Berdasarkan pasal tersebut diversi wajib diupayakan secara konsisten pada semua tingkatan pemeriksaan perkara, mulai dari tahap penyidikan, penuntutan, dan pemeriksaan di pengadilan negeri, dengan syarat bahwa anak yang melakukan tindak pidana diancam dengan pidana penjara di bawah tujuh tahun dan bukan merupakan pengulangan tindak pidana. Implementasi secara konsisten ini bertujuan agar restorative justice benar-benar terlaksana.
Bagaimana Cara Pelaksanaan Diversi Menurut Undang-Undang SPPA dan Apa Outputnya?
Dengan memahami kapan diversi wajib diupayakan dan apa saja syarat-syarat yang harus dipenuhi, penting pula untuk mengetahui bagaimana mekanisme pelaksanaan diversi tersebut dilakukan dan apa outputnya sesuai dengan ketentuan yang ada didalam UU SPPA.
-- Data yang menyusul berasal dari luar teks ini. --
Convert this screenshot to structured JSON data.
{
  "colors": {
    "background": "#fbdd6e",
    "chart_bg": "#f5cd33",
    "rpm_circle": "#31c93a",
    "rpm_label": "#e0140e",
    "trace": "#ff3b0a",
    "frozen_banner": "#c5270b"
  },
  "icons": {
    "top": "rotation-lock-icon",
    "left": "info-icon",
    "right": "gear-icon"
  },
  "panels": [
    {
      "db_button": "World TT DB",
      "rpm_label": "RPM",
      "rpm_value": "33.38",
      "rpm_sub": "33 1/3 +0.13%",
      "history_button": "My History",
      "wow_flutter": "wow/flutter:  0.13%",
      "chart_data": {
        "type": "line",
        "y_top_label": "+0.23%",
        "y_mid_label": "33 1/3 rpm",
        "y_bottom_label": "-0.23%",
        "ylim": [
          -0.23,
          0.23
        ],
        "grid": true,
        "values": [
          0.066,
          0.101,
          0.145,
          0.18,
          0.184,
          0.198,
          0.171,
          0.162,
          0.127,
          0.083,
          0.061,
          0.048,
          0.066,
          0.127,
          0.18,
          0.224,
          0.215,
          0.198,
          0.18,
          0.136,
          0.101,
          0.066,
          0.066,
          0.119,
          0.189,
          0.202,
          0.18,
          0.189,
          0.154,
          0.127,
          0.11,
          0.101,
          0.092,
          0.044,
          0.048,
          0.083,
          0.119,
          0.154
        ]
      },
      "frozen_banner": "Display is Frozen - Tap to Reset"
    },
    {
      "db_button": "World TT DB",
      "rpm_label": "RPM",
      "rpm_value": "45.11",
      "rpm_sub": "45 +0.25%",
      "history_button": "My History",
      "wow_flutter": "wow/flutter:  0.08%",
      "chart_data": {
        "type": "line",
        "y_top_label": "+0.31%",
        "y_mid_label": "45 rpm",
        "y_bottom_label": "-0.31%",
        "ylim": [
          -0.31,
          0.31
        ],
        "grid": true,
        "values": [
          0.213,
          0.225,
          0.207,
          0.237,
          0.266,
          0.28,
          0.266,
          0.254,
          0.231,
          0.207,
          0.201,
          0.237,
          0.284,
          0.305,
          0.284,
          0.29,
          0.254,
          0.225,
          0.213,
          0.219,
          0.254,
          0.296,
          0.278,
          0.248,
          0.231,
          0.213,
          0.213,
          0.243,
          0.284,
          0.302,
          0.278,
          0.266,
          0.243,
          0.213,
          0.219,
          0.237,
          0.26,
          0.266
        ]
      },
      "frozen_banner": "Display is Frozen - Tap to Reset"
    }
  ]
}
Penyelenggaran diversi dalam sistem peradilan pidana anak di Indonesia dilakukan melalui proses musyawarah yang melibatkan seluruh pihak terkait, seperti anak dan orang tua atau walinya, korban dan/atau orang tua atau walinya, pembimbing kemasyarakatan, pekerja sosial profesional, serta perwakilan dan pihak lain yang berkepentingan. Musyawarah ini bertujuan untuk mencapai kesepakatan penyelesaian perkara melalui jalur non-litigasi atau diluar jalur pengadilan. Dalam pelaksanaannya, proses diversi harus mempertimbangkan sejumlah hal penting, yaitu kepentingan korban, kesejahteraan dan tanggung jawab anak, pencegahan terhadap stigma negatif, penghindaran tindakan balas dendam, terciptanya keharmonisan sosial, serta memperhatikan nilai kepatutan, norma kesusilaan, dan ketertiban umum. Hal ini sebagaimana dijelaskan oleh Pasal 8 Ayat (1), Ayat (2), dan Ayat (3) UU SPPA yang berbunyi:
- Proses diversi dilakukan melalui musyawarah dengan melibatkan anak dan orang tua/walinya, korban dan/atau orang tua/walinya, pembimbing kemasyarakatan, dan pekerja sosial profesional berdasarkan pendekatan keadilan restoratif;
- Dalam hal diperlukan, musyawarah sebagaimana dimaksud pada ayat (1) dapat melibatkan tenaga kesejahteraan sosial, dan/atau masyarakat.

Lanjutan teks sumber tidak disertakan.